Some of the men in the story looked hopeless. His brother-in-law Neal who was far worse than Paul – drunk, drugged, rude, self centred and a consummate liar. Paul and Neal’s mothers certainly loved their troubled sons, so it was difficult for the viewers to watch these men fall apart. Sometimes there was humour, but it was a sad humour.

Norman was unable to help his brother with gambling debts and alcoholism. The next May, Paul was beaten to death by a revolver handle in a drunken brawl. The whole family was devast­ated but given Paul’s history, no one was shocked.

Montana landscape
shown in the film

Many years ago I decided to never see a film first and then read the subsequent book second. Even if the film was well done, a film can never recreate the original author’s motivations and insights. It is not that I didn’t enjoy the film A River Runs Through It; I did! But I would have hated to not fully appreciate Maclean’s vision first.

Dan’s Reviews said that this was one of the most significant books in his life. It spoke to a subterranean level of spirituality that he believed all people possess, but men find nearly impossible to express. I would not use the word spirituality, but I agree the book addressed men’s yearning in a subtle, emotional way. Few films could manage that.

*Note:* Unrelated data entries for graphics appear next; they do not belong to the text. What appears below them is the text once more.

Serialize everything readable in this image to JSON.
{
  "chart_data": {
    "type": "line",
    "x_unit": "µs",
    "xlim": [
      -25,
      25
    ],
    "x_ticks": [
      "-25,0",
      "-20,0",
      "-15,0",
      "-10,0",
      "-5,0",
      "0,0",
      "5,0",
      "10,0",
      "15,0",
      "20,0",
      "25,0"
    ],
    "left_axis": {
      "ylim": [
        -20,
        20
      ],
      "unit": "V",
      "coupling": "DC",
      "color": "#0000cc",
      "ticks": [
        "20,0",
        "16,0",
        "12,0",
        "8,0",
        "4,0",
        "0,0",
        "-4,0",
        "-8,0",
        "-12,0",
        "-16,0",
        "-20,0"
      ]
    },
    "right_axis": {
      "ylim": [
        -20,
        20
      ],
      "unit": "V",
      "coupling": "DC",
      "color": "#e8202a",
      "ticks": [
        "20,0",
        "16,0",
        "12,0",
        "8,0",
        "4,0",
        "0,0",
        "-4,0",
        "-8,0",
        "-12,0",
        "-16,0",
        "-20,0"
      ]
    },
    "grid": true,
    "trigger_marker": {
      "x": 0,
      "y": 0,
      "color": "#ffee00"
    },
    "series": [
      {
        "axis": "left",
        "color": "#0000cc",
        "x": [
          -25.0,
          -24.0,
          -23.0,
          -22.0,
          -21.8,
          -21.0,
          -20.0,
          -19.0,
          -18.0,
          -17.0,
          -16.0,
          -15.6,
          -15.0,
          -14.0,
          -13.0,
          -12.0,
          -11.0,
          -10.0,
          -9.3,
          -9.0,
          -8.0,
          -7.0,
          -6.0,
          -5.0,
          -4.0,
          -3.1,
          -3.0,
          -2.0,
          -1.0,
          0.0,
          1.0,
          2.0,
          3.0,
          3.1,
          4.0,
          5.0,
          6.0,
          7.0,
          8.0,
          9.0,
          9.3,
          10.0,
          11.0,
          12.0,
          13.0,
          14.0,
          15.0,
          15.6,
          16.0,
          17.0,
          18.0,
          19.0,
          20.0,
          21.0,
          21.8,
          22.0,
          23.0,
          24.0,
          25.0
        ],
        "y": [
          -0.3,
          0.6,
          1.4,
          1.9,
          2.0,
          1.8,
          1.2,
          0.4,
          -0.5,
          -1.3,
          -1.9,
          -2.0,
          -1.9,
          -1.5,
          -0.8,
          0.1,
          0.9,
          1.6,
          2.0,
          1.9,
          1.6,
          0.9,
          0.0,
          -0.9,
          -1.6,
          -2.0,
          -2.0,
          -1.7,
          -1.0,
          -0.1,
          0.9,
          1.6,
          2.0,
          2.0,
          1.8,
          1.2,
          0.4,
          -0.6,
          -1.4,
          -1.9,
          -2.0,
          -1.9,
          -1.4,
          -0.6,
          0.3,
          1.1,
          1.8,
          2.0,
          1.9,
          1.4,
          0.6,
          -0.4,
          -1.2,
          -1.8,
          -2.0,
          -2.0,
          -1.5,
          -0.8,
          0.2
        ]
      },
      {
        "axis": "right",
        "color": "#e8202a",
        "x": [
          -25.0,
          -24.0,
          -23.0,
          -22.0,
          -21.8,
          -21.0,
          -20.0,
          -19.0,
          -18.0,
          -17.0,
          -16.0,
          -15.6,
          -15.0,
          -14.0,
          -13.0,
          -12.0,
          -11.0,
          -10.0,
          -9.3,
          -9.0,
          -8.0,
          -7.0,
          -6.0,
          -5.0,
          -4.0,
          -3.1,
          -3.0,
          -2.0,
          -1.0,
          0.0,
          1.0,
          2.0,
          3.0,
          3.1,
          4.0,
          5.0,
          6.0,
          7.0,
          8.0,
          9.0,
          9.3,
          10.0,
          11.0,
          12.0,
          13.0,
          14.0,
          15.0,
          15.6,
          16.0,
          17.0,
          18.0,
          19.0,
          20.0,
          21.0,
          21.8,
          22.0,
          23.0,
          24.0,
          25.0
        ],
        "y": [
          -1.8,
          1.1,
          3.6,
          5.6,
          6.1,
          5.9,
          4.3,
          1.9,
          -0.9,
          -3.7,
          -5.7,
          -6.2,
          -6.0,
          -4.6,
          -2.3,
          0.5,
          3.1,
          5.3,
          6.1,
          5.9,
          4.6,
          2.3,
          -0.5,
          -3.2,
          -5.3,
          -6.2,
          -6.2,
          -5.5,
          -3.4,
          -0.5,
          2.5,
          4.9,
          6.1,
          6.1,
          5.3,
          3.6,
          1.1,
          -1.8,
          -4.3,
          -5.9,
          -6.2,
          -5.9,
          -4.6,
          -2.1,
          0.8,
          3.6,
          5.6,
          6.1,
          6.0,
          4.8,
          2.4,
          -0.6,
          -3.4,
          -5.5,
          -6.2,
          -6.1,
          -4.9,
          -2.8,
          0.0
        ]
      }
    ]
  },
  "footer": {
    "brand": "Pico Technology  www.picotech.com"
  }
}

And another thing. I normally do not enjoy the use of the first person narrating books and films. The characters and events tend to be seen exclus­ive­ly through the eyes of the narrator, reducing the world. This film chronicled their intertwin­ing and often conflicting lives, focusing only on Norman's perspective. However Maclean won my heart at the beginning: “In our family, there was no clear line between religion and fly fishing.”

Personal narratives are only useful when viewers/readers can share them. Older brother Norman was constantly filled with a frustrating sense of helplessness concerning his loved baby brother and with his unloved brother in law. I understood totally ☹

Paul was arrested for drunken­ness and brawling more than once, and the family knew he had large gambling debts. Norman tried to intervene, failing every time. Then in 1938 Paul was found murdered, his body dumped in a bar’s alley. Decades later the elderly Norman Maclean still needed to under­stand the tragedy of his brother’s death, to honour him, and to thank the late Reverend for his fatherly wisdom.